Smettete di buttare via i riscaldatori da esterno non appena una lampadina si rompe!
Se avete mai gestito un locale notturno all’aperto, conoscete bene il problema. È davvero un incubo per i dispositivi di riscaldamento: c’è aria salmastra, pioggia continua e ospiti che non sono certo delicati nel maneggiare gli apparecchi. Alla fine, i componenti del riscaldatore smettono semplicemente di funzionare.

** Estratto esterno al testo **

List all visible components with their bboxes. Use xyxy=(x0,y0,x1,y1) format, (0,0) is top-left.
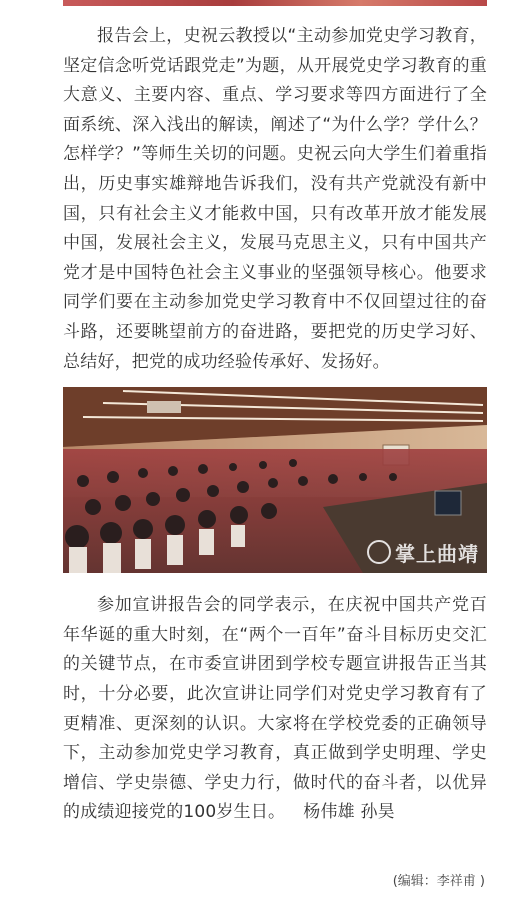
lecture-hall-photo[interactable] xyxy=(63,387,487,573)
watermark-logo-icon xyxy=(367,540,391,564)
editor-credit: (编辑：李祥甫 ) xyxy=(392,874,485,889)
paragraph-2 xyxy=(63,591,487,828)
top-image-edge xyxy=(63,0,487,6)
article-body xyxy=(63,22,487,828)
paragraph-2-text: 参加宣讲报告会的同学表示，在庆祝中国共产党百年华诞的重大时刻，在“两个一百年”奋斗目标历史交汇的关键节点，在市委宣讲团到学校专题宣讲报告正当其时，十分必要，此次宣讲让同学们对党史学习教育有了更精准、更深刻的认识。大家将在学校党委的正确领导下，主动参加党史学习教育，真正做到学史明理、学史增信、学史崇德、学史力行，做时代的奋斗者，以优异的成绩迎接党的100岁生日。 xyxy=(63,595,487,823)
photo-watermark: 掌上曲靖 xyxy=(367,538,479,567)
paragraph-1: 报告会上，史祝云教授以“主动参加党史学习教育，坚定信念听党话跟党走”为题，从开展党史学习教育的重大意义、主要内容、重点、学习要求等四方面进行了全面系统、深入浅出的解读，阐述了“为什么学？学什么？怎样学？”等师生关切的问题。史祝云向大学生们着重指出，历史事实雄辩地告诉我们，没有共产党就没有新中国，只有社会主义才能救中国，只有改革开放才能发展中国，发展社会主义，发展马克思主义，只有中国共产党才是中国特色社会主义事业的坚强领导核心。他要求同学们要在主动参加党史学习教育中不仅回望过往的奋斗路，还要眺望前方的奋进路，要把党的历史学习好、总结好，把党的成功经验传承好、发扬好。 xyxy=(63,26,487,372)
article-authors: 杨伟雄 孙昊 xyxy=(303,802,395,823)
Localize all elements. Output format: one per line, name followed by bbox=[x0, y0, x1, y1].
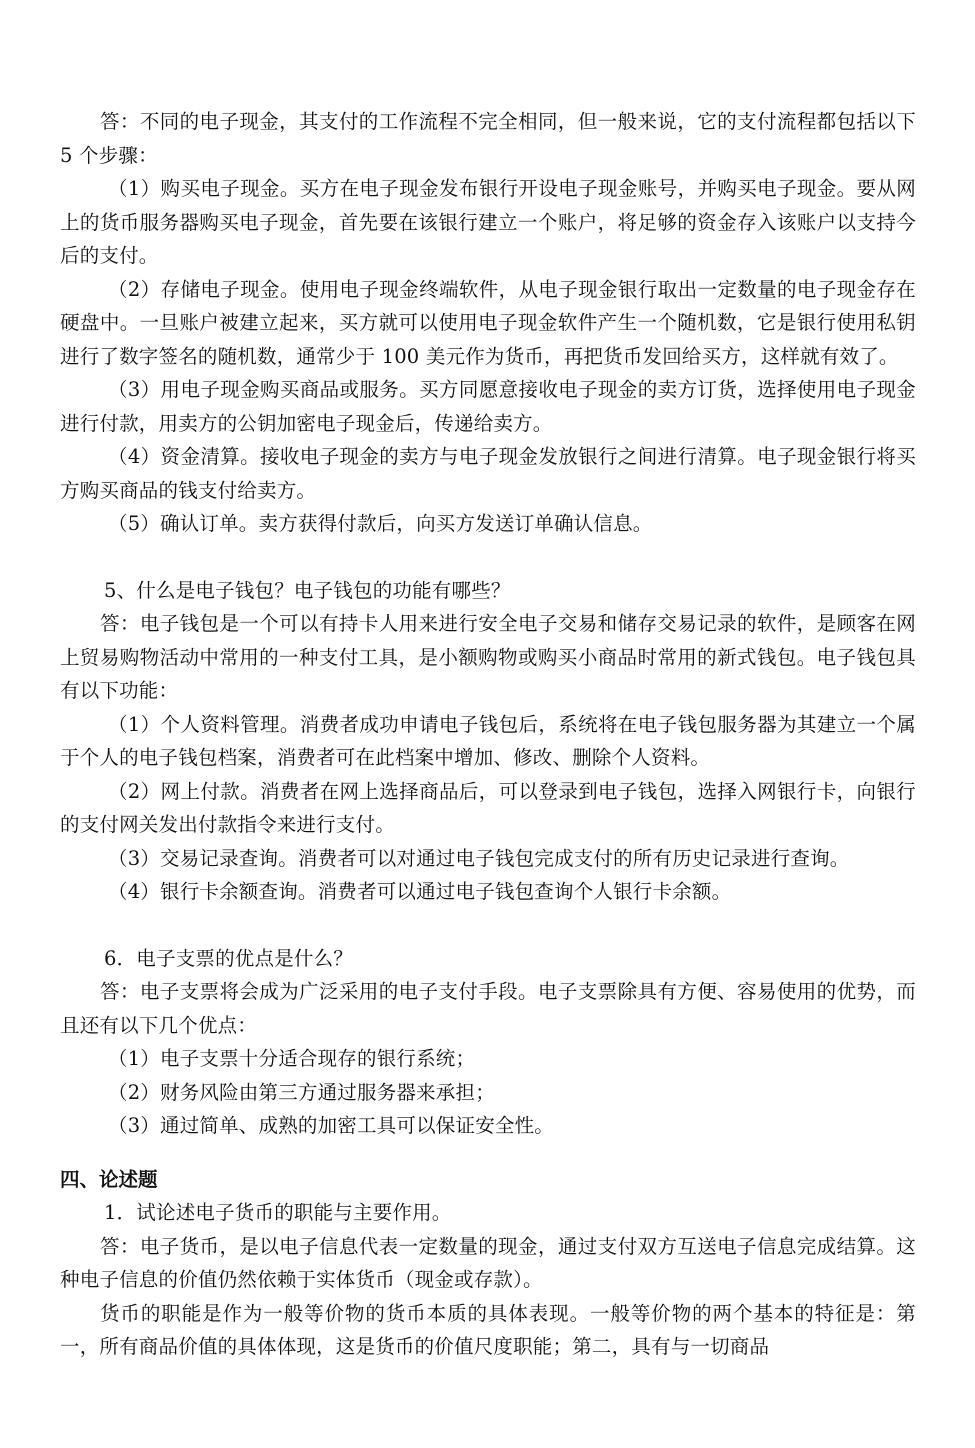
q5-item-4: （4）银行卡余额查询。消费者可以通过电子钱包查询个人银行卡余额。 bbox=[108, 880, 732, 903]
q5-item-3: （3）交易记录查询。消费者可以对通过电子钱包完成支付的所有历史记录进行查询。 bbox=[108, 846, 850, 870]
section-heading: 四、论述题 bbox=[60, 1167, 158, 1191]
q4-step-5: （5）确认订单。卖方获得付款后，向买方发送订单确认信息。 bbox=[108, 512, 653, 535]
q5-item-2: （2）网上付款。消费者在网上选择商品后，可以登录到电子钱包，选择入网银行卡，向银行的支付网关发出付款指令来进行支付。 bbox=[60, 779, 916, 836]
section4-answer: 答：电子货币，是以电子信息代表一定数量的现金，通过支付双方互送电子信息完成结算。这种电子信息的价值仍然依赖于实体货币（现金或存款）。 bbox=[60, 1234, 916, 1291]
q4-step-1: （1）购买电子现金。买方在电子现金发布银行开设电子现金账号，并购买电子现金。要从网上的货币服务器购买电子现金，首先要在该银行建立一个账户，将足够的资金存入该账户以支持今后的支付。 bbox=[60, 177, 916, 267]
document-page bbox=[60, 105, 916, 1364]
q4-step-4: （4）资金清算。接收电子现金的卖方与电子现金发放银行之间进行清算。电子现金银行将买方购买商品的钱支付给卖方。 bbox=[60, 445, 916, 502]
q6-item-3: （3）通过简单、成熟的加密工具可以保证安全性。 bbox=[108, 1114, 555, 1137]
q4-step-2: （2）存储电子现金。使用电子现金终端软件，从电子现金银行取出一定数量的电子现金存在硬盘中。一旦账户被建立起来，买方就可以使用电子现金软件产生一个随机数，它是银行使用私钥进行了数字签名的随机数，通常少于 100 美元作为货币，再把货币发回给买方，这样就有效了。 bbox=[60, 277, 916, 368]
q5-item-1: （1）个人资料管理。消费者成功申请电子钱包后，系统将在电子钱包服务器为其建立一个属于个人的电子钱包档案，消费者可在此档案中增加、修改、删除个人资料。 bbox=[60, 712, 916, 769]
section4-question: 1．试论述电子货币的职能与主要作用。 bbox=[104, 1201, 452, 1224]
section4-paragraph: 货币的职能是作为一般等价物的货币本质的具体表现。一般等价物的两个基本的特征是：第一，所有商品价值的具体体现，这是货币的价值尺度职能；第二，具有与一切商品 bbox=[60, 1301, 916, 1358]
q6-item-2: （2）财务风险由第三方通过服务器来承担； bbox=[108, 1080, 495, 1104]
q6-question: 6．电子支票的优点是什么？ bbox=[104, 946, 354, 970]
q5-question: 5、什么是电子钱包？电子钱包的功能有哪些？ bbox=[104, 578, 511, 602]
q5-answer-intro: 答：电子钱包是一个可以有持卡人用来进行安全电子交易和储存交易记录的软件，是顾客在网上贸易购物活动中常用的一种支付工具，是小额购物或购买小商品时常用的新式钱包。电子钱包具有以下功能： bbox=[60, 612, 916, 702]
q6-item-1: （1）电子支票十分适合现存的银行系统； bbox=[108, 1047, 476, 1070]
q6-answer-intro: 答：电子支票将会成为广泛采用的电子支付手段。电子支票除具有方便、容易使用的优势，而且还有以下几个优点： bbox=[60, 980, 916, 1037]
q4-answer-intro: 答：不同的电子现金，其支付的工作流程不完全相同，但一般来说，它的支付流程都包括以下 5 个步骤： bbox=[60, 110, 916, 167]
q4-step-3: （3）用电子现金购买商品或服务。买方同愿意接收电子现金的卖方订货，选择使用电子现金进行付款，用卖方的公钥加密电子现金后，传递给卖方。 bbox=[60, 378, 916, 435]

Di solito ciò significa che l’intero dispositivo diventa inutilizzabile. Ma noi consideriamo questo uno spreco di denaro e un grosso problema. Per questo abbiamo progettato dei dispositivi a infrarossi impermeabili in modo diverso.
La soluzione “plug-and-play”
La maggior parte dei riscaldatori è chiusa ermeticamente. Quando una lampadina si rompe, non si può fare nulla: bisogna sostituire l’intero dispositivo, occuparsi dei cavi e ricominciare da capo.
A noi questo non piaceva affatto. Così abbiamo creato un sistema modulare. Invece di installare il dispositivo in modo permanente, utilizziamo moduli che possono essere sostituiti facilmente. Non è necessario riparare i cavi o modificare la struttura impermeabile del dispositivo. Basta semplicemente sostituire il modulo danneggiato con uno nuovo e fissarlo correttamente.
Quello che prima richiedeva ore ora richiede solo pochi minuti.
Come affrontare il freddo
Poiché questi dispositivi vengono utilizzati all’aperto, utilizziamo radiazioni a onde corte. Queste radiazioni agiscono immediatamente sul corpo delle persone. Per contrastare il freddo, aumentiamo la potenza del riscaldatore, ma questo genera molto calore all’interno del dispositivo.
Per evitare che il dispositivo si surriscaldi, utilizziamo riflettori in alluminio lucido o rivestiti d’oro. In questo modo, tutto il calore viene diretto verso gli ospiti, invece di disperdersi all’interno del dispositivo stesso.
La realtà dell’uso a lungo termine
Dobbiamo essere onesti: dopo cinque anni, sarà proprio il tubo di riscaldamento ad aver problemi per primo. In un sistema tradizionale, bisognerebbe occuparsi di vite arrugginite e cavi che si rompono non appena vengono toccati.
Il nostro sistema, invece, utilizza terminali di connessione rapidi. È possibile sostituire il componente senza nemmeno toccare il pannello di controllo principale.
C’è però un compromesso: l’uso di connettori al posto di giunzioni saldate permanenti significa che ci sono più punti in cui qualcosa può andare storto. Per evitare questo problema, utilizziamo sigilli di livello IP65 su ogni singola connessione, per impedire all’umidità di entrare.
Un consiglio: assicuratevi che il modulo sia inserito correttamente. Se non è ben fissato, la protezione impermeabile non funziona più. Ma se il modulo è ben fissato, il dispositivo può resistere a condizioni estreme.